See, it’s not all about what people can accuse you of; but your own walk with the Lord that could be at stake.  

Matthew 5:16 Let your light so shine before men, that they may see your good works, and glorify your Father which is in heaven.

Oh, and by the way, lost people are watching, too. And though they might not care about whether or not you drive a car that is owned by a company that is tied to a charity that supports the gay agenda, they are looking at your life – and every facet of it – to see what kind of a change the Lord has made. Let’s make sure what they see is something that would bring glory to God in heaven!

Holiness comes from God down to us, not the other way around. And though I have every reason to desire holiness in my life, I am not bound to being overly sensitive about what people might think to accuse me of. The little things that sometimes Christians make a big deal of don’t determine whether or not I am holy. On the contrary, my holiness will take care of those little things. So staying away from the movie theater has nothing to do with “people might think I’m going to watch something bad.” But my caution about the movie theater has everything to do with a biblical desire to be holy in all manner of life. And let’s face it, few movies that come out are helping me to do that. Take time to be holy, but do it because of your love for God, not because of an overreaction to what people might think.


6 comments so far

  1. breadandsham on

    Does this mean that I can start eating deviled eggs again!?!

  2. DT on

    yeah. . .if you like that sorta thing

  3. DT on

    In addition. . .just read on a web site today that someone thinks it’s a sin to purchase a bottle of sparkling grape juice/apple cider with the foil top that looks like alcohol. Someone might see you. Yikes!

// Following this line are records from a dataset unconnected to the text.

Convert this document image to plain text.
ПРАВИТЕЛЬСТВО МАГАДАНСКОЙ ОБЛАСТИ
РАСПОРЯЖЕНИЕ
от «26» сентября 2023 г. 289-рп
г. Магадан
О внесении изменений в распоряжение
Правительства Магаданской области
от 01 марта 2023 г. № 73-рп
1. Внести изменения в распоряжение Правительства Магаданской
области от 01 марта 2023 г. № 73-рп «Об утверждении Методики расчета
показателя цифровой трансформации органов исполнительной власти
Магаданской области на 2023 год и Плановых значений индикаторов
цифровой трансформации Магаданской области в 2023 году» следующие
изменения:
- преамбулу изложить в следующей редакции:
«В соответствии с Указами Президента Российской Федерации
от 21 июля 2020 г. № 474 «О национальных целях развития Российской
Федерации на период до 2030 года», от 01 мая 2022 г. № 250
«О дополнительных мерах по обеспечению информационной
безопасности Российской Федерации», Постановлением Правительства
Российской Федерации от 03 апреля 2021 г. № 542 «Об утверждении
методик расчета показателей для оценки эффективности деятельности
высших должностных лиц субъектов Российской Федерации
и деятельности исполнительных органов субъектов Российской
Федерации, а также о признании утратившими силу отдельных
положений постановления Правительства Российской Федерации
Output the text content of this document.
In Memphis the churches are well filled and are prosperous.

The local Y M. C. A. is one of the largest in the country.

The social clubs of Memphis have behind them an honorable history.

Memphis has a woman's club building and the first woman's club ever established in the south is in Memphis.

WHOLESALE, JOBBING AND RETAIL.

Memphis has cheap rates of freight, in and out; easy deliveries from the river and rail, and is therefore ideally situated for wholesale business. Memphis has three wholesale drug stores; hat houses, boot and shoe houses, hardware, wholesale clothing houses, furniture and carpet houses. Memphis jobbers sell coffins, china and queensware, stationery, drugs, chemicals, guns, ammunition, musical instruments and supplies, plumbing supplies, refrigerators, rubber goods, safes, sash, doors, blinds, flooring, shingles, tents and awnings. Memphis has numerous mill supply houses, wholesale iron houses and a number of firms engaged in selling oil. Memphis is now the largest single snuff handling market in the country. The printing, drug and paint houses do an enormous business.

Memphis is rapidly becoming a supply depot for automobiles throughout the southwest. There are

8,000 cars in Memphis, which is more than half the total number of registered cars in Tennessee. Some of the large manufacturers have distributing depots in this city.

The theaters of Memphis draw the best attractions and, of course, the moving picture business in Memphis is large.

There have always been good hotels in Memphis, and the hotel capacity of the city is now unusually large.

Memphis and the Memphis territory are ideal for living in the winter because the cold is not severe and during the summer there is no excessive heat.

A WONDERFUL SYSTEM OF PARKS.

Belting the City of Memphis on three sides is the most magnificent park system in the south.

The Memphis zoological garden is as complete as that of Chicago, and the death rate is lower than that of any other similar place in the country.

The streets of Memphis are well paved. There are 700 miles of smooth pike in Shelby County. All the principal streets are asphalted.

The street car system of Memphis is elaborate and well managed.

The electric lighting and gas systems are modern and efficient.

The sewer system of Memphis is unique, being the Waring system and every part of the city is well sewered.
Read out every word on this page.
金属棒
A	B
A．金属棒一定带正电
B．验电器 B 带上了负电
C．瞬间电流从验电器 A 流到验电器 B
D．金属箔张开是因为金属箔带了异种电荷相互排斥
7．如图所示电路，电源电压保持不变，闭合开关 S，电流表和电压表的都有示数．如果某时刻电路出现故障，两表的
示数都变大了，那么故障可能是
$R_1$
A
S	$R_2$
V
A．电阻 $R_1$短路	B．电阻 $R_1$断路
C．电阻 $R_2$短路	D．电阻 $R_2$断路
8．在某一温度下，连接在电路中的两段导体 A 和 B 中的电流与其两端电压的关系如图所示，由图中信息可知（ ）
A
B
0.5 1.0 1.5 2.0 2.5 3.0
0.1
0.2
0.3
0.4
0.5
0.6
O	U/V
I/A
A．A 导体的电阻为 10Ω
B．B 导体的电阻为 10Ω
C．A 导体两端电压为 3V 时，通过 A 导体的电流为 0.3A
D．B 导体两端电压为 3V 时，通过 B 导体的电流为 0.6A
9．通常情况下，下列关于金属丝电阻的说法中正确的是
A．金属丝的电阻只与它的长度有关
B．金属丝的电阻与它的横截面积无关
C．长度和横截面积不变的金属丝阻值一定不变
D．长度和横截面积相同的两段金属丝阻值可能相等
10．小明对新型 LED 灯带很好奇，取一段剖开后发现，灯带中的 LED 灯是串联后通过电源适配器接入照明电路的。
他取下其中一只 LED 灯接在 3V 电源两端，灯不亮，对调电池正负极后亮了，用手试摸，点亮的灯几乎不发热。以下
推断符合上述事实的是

    Anyone else hear of things like this feel free to chime in. . .

  4. Dan Hodge on

    Growing up in a church with grandfathers who were pastors and a father who worked in the church and I never even knew until I was at a Memorial Day picnic when I was twenty years old that to call them “deviled eggs” was a problem. I never even thought that would ever have caused someone to think that I was an insincere Christian.

    I guess if you don’t want to hurt some weaker brother, don’t bring devil’s food cake to the church dinner!

  5. TJ on

    I got one for you…
    My dad was a youth pastor for 28 years. He developed this pet peeve about IBC Root Beer bottles. When they don’t have a label, from a distance, well you get the idea. Although, I don’t think it was an actual ‘conviction’ as much as it was annoyance with the guys in the youth group who would order them while on youth group activities and act like they were drunk in the restaurant.

  6. DT on

    No doubt some will misread or read into what I said and think I’m writing against people setting up barriers in their lives to protect them. I hope I communicated otherwise. I do think that a youth pastor has a right to get angry at his teens if they try to act drunk and such. The Bible says fools make a mockery of sin.

    The issue of alcohol itself is an entirely different topic. But let’s just realize that our Lord did not go out of His way to avoid being accused of being a drunk.